ANA LUÍSA NASCIMENTO | CORREIO DA MANHÃ | 24.03.2008 

Comentarios (5)add
... : Mário Rama da Silva
Eu já tinha aludido, em comentário a outra notícia, à mais do que provável avaliação burocratizada dos Juízes, com umas fichazinhas á moda das que o ME quer aplicar aos Professores, de modelos aprovados pelo MJ, com umas casinhas para preencher adequadamente a fim de permitir o tratamento estatístico que é sempre uma boa desculpa, muito avançada por ser tecnológica.
Claro que as casinhas não vão diferenciar a complexidade dos processos nem ter espaço para quantificar o número de envolvidos, sejam partes ou testemunhas, as dificuldades de algumas citações e consequente reflexo sobre o processo, o número ou complexidade de exames periciais, etc.
Iremos acabar com uma idiotice tão inexequível e inútil como o processo definido para o ensino que,se vier a ser contestado, dará origem ao mesmo chavão devidamente adaptado: o sistema é perfeito, os Juízes é que não querem ser avaliados.
Talvez me engane mas que está em marcha está.
25.Março.2008
... : Observador
A independência do Juiz é compatível com a gestão do tribunal por um Juiz Presidente, como acontece hoje nos Tribunais Superiores. Em termos mais puros o Juiz que decide nada deve ter a ver com essa gestão.

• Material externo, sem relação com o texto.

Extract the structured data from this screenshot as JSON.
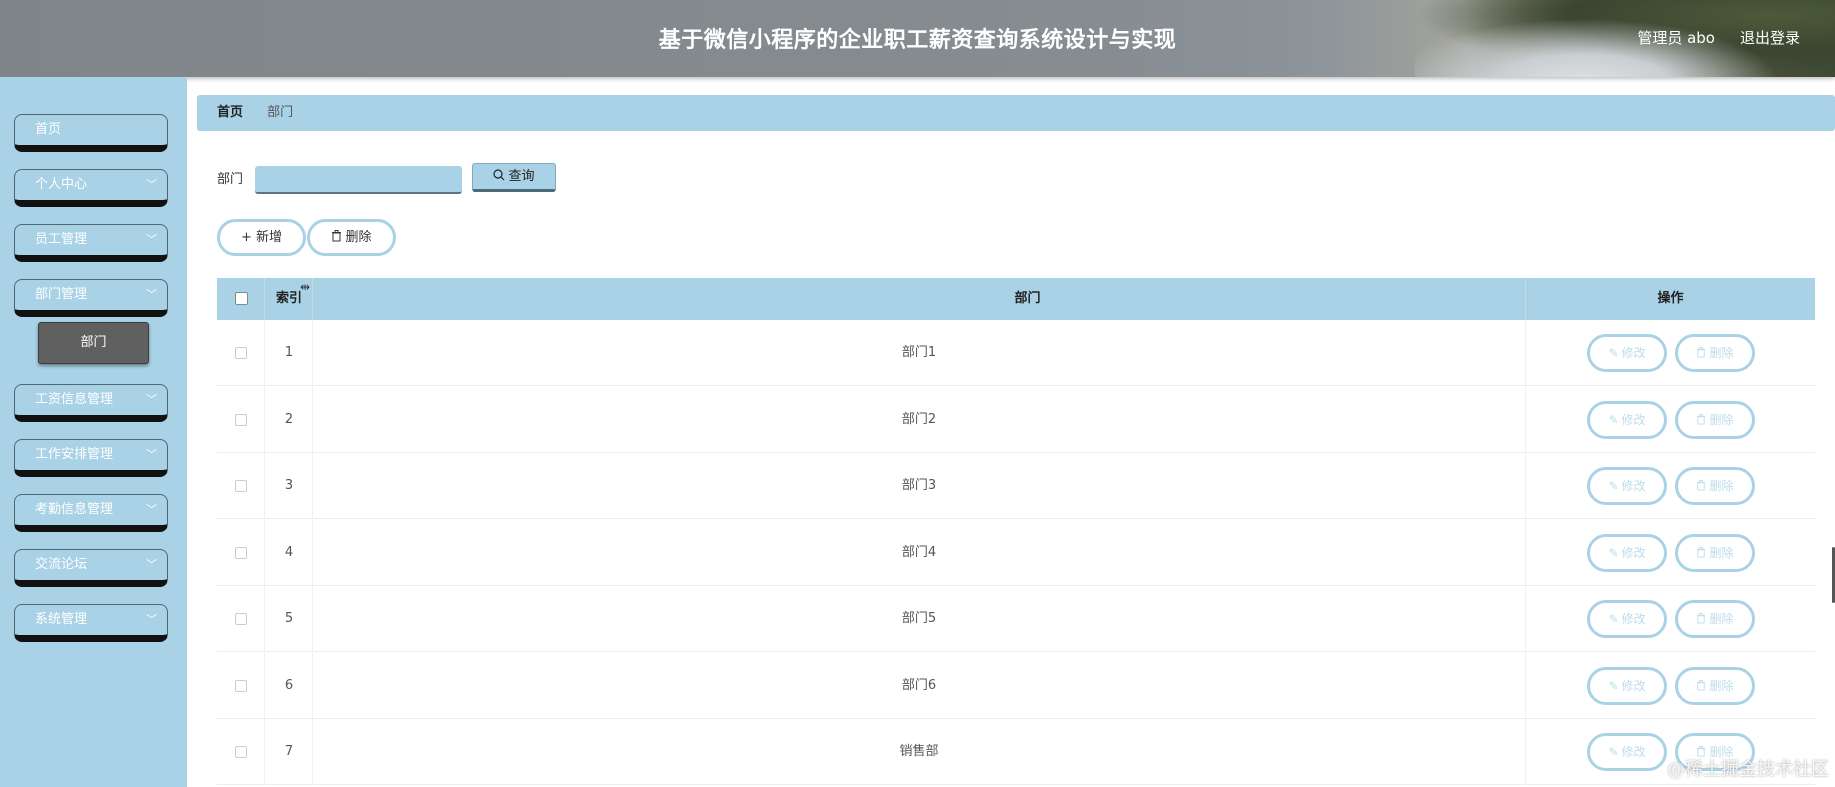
{
  "header": {
    "title": "基于微信小程序的企业职工薪资查询系统设计与实现",
    "user": "管理员 abo",
    "logout": "退出登录"
  },
  "sidebar": {
    "items": [
      {
        "label": "首页",
        "has_chevron": false
      },
      {
        "label": "个人中心",
        "has_chevron": true
      },
      {
        "label": "员工管理",
        "has_chevron": true
      },
      {
        "label": "部门管理",
        "has_chevron": true
      },
      {
        "label": "工资信息管理",
        "has_chevron": true
      },
      {
        "label": "工作安排管理",
        "has_chevron": true
      },
      {
        "label": "考勤信息管理",
        "has_chevron": true
      },
      {
        "label": "交流论坛",
        "has_chevron": true
      },
      {
        "label": "系统管理",
        "has_chevron": true
      }
    ],
    "submenu_active": "部门"
  },
  "breadcrumb": {
    "home": "首页",
    "current": "部门"
  },
  "search": {
    "label": "部门",
    "value": "",
    "button_label": "查询"
  },
  "actions": {
    "add_label": "新增",
    "delete_label": "删除"
  },
  "table": {
    "columns": [
      "索引",
      "部门",
      "操作"
    ],
    "rows": [
      {
        "index": "1",
        "dept": "部门1"
      },
      {
        "index": "2",
        "dept": "部门2"
      },
      {
        "index": "3",
        "dept": "部门3"
      },
      {
        "index": "4",
        "dept": "部门4"
      },
      {
        "index": "5",
        "dept": "部门5"
      },
      {
        "index": "6",
        "dept": "部门6"
      },
      {
        "index": "7",
        "dept": "销售部"
      }
    ],
    "row_actions": {
      "edit_label": "修改",
      "delete_label": "删除"
    }
  },
  "watermark": "@稀土掘金技术社区",
  "colors": {
    "accent": "#a9d2e6",
    "header_bg": "#868c90",
    "submenu_active_bg": "#606060"
  },
  "icons": {
    "search": "search-icon",
    "add": "plus-icon",
    "delete": "trash-icon",
    "edit": "pencil-icon",
    "chevron": "chevron-down-icon"
  }
}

O problema latente é outro. Há pocessos - infelizmente - que são encostados e que ficam anos (muitos anos) sem decisão. Com ou sem Presidentes est tipo de atrasos não é aceitável tem que ser imposta nos trinbunais uma gestão de processos que a não consinta. Eu julgo que um Presidente atento pode obviar esses casos...

Não creio, por outro lado, que os Juizes tenham medo em ser avaliados, pois não há profissão em Portugal mais fiscalizada (inspecções, recursos e comunicação social). A existência do "Juiz Presidente" no contexto da reforma em curso é útil pois a "Comarca" congrega vários Tribunais.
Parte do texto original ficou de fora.